SPRINGFIELD -- Gov. Pat Quinn's annual State of the State address Wednesday will include a plan to boost anti-corruption efforts in Illinois with a proposal requiring lawmakers recuse themselves from taking a vote on legislation or other official action if there is a conflict of interest.
Quinn's noon speech -- which comes as Illinois has the worst pension problem in the country -- will delve into ethics in state government, particularly how things have improved under his watch. Both of Quinn's predecessors went to prison for corruption, and Quinn will talk about reforms since then, including a commission he formed.

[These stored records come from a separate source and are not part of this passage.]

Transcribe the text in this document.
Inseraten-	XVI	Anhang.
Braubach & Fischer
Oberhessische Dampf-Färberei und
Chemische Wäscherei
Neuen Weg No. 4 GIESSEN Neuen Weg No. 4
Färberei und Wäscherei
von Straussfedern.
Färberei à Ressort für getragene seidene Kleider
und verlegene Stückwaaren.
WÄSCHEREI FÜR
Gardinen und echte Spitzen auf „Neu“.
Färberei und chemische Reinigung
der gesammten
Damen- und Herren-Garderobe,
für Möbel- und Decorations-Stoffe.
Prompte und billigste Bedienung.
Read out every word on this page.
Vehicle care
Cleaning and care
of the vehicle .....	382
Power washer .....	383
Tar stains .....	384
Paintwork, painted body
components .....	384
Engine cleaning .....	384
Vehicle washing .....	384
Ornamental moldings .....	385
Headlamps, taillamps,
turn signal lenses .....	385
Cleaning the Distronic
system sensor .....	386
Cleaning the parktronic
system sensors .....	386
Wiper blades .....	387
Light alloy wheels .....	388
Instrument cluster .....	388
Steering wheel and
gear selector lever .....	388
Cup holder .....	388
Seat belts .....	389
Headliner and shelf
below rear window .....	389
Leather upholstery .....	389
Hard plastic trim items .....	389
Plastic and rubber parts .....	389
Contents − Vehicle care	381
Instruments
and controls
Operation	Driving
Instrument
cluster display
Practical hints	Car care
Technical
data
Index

The ethics proposal, which will require lawmakers to write legislation, will lay out what is considered a conflict of interest for lawmakers and bar them from representing a person or corporation where there is a financial or personal conflict of interest, according to a person familiar with the Democratic governor's plan. The person was not authorized to discuss the proposal before Quinn's Wednesday speech and would only speak on condition of anonymity.
Quinn also is expected to call for online voter registration, open Illinois primaries where voters wouldn't haven't to declare political parties beforehand, gun control and job opportunities for veterans.
Expectations are high for Quinn's speech before lawmakers, with unions, lawmakers and 2014 gubernatorial candidates expecting guidance on reforming Illinois' finances. Illinois has nearly $100 billion in unfunded liability with its five pension systems, and Quinn has made an overhaul a top priority over the past year, though lawmakers haven't been able to agree on a solution.
The speech will allow Quinn to set the tone ahead of his upcoming budget address, which will delve into the details of the state's shaky finances and outline priorities for the year. But his State of the State speech will be under intense scrutiny as Quinn has little to show for progress on pensions and Republicans and fellow Democrats are eyeing his seat in the 2014 governor's race.
Quinn has said he will touch on the state's financial problems in the speech and also hinted he will take the chance to remind the public of anti-corruption efforts in his four years in office. Both of Quinn's predecessors -- George Ryan and Rod Blagojevich -- went to prison on corruption convictions. Ryan was released from federal prison last week to home confinement after serving more than five years in prison on wide ranging corruption charges.
The governor also plans to touch on gay marriage, which is expected to come up for a Senate vote next week, the environment and immigration.
The speech is Quinn's best chance to boast of accomplishments, something he has done before. Last year, he spoke for 34 minutes focusing largely on positive elements like a climbing employment rate and tougher ethics laws.
But lawmakers, political experts and union members agreed that they're looking for direction from Quinn on what to do next with pensions.
Quinn has been intensely focused on addressing pensions; however, efforts at reform have failed. Quinn called a special session on the topic last year, started his own public campaign through Facebook and Twitter, and set several deadlines for lawmakers. Most recently, lawmakers left their lame-duck session last month without calling for a vote on any last-ditch effort.
Pressure from unions ramped up Tuesday when roughly 100 members of a state worker union rallied in the lobby of a downtown Chicago office building where Quinn and other state leaders have offices, calling out the governor with signs reading, "Gov. Quinn Keep Your Word." The union opposes any reductions to retirement benefits -- a central theme in pension talks.
Also, U.S. Rep. Aaron Schock, a Republican mulling a gubernatorial run, called on Quinn ahead of the speech to outline a plan out of Illinois' financial hole.
"Illinois shouldn't be last in anything," he said in a statement. "It's time to turn this state around and my hope is that Governor Quinn can provide the leadership and vision Illinois needs right now if we are to have any prayer of moving forward."
Other potential Republicans seeking the seat are Illinois Treasurer Dan Rutherford and state Sen. Bill Brady of Bloomington. Possible Democratic contenders are former White House chief of staff Bill Daley and Illinois Attorney General Lisa Madigan.